A good way to judge a Batman game is with the Freebird rule. No, this is not the same Freebird rule that is a fixture in tag team wrestling. Rather, this is where the quality of the fighting gameplay is judged by how cool they feel when accompanied by the song ‘Freebird’ by Lynyrd Skynyrd, much like the famous scene from the first Kingsman movie where Colin Firth beats up a church full of feral bigots. I hate to report that Gotham Knights does not follow this rule.
If you have read my retrospective on the Arkham games then you understand my position on how high the bar Rocksteady set is. However, this recent entry into the archive of Batman video games falls short of achieving the same sort of experiences that were intrinsic to the Arkham Saga.
The best way I can describe this game would be Shadow of Mordor if Sauron was replaced with Batman’s ghost. A lot of the gameplay feels the same without a lot of the atmosphere that exploring middle earth provides. No matter what you do in Gotham Knights, it ends up feeling considerably slower in order to account for the online co-op capabilities.
When I first started Gotham Knights, I was surprised at how buggy the game was. It has since gotten less buggy with game patches but it still feels hollow. I managed to beat the game in roughly four nights. In contrast, it took me three weeks to complete each Arkham game, simply because i didn’t want it to be over. The side quests featuring Batman’s Rogues are over as soon as they started to grip me and always felt anticlimactic.
Having only three recognisable villains to pursue while you’re able to explore all of Gotham City with your friends seems to be such wasted potential. Maybe they are planning to add more in future DLC, however with a price tag that’s already £70 with a £20 costume pack to make the characters look how they do in the comics, it’s essentially daylight robbery to ask for more money for something that other Batman games included in the base price.
One of the major selling points for the game, much like Arkham Knight, was the ability to drive a Bat Vehicle. However, unlike Arkham Knight, the execution is really poor, the Batcycle is simply a way to get around quickly but it always feels a lot slower than just grappling from each rooftop so is ultimately pointless. The other method of transportation changes for each character, flying trapeze for Nightwing, mystical leap for Red Hood, weird teleportation for Robin and gliding for Batgirl. However all of these, bar Batgirl, are needlessly tedious and as such are unnecessary for doing anything.

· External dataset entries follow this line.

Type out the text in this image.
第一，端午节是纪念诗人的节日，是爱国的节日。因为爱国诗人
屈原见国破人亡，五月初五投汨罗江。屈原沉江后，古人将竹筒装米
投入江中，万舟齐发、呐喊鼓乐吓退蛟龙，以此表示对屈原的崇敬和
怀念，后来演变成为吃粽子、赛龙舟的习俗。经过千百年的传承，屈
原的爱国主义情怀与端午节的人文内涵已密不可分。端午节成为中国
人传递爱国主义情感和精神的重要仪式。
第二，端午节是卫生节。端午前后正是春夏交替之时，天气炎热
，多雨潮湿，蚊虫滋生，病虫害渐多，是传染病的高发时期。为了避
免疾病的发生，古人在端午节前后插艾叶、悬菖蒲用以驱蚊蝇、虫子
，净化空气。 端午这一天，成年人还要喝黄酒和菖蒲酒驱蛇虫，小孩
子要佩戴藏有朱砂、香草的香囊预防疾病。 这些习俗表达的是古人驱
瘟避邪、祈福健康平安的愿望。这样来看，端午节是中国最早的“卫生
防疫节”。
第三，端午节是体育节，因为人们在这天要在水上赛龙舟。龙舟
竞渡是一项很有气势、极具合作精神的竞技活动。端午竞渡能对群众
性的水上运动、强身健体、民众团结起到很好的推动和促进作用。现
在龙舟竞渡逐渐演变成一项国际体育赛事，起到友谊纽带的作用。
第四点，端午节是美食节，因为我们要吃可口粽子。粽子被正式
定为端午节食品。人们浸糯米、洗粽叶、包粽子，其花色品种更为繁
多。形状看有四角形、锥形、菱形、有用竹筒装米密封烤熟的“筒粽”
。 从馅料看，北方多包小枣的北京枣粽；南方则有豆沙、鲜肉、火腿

Robin’s Slideways ability is a pain because the teleport area selector moves at a snail’s pace so it essentially makes it redundant for going anywhere and makes stealth missions far too easy to be enjoyable. One part of the game involving clayface and the Batcycle proves how unimaginative the gameplay truly is.
The combat is the most unforgivable part of the game. The removal of the counter function in place of a dodge removes the same flow that was so enjoyable in other Batman games. The inclusion of a levelling up system, similar to games like Shadow of Mordor, removes any sort of challenges from the fights because if you do enough fights, which the game rewards you for doing, the fights become insanely easy and very boring.
The best parts of the game are the graphics and performances by the voice cast, but the decision to make Talia al Ghul speak with a British accent is quite baffling since she’s not a British character. The story is quite gripping due to the Court of Owls making their first video game appearance. However, it is let down by the disappointing final boss that interprets increased difficulty as being longer than previous boss fights.
In summary, I had hope for this game being on the same level as the Arkham Saga, however the myriad of clunky mechanics and overall lack of content in place of boring repetitive fights and investigations makes this the worst Batman-themed game I have ever played – although it is not quite the worst game I have ever played.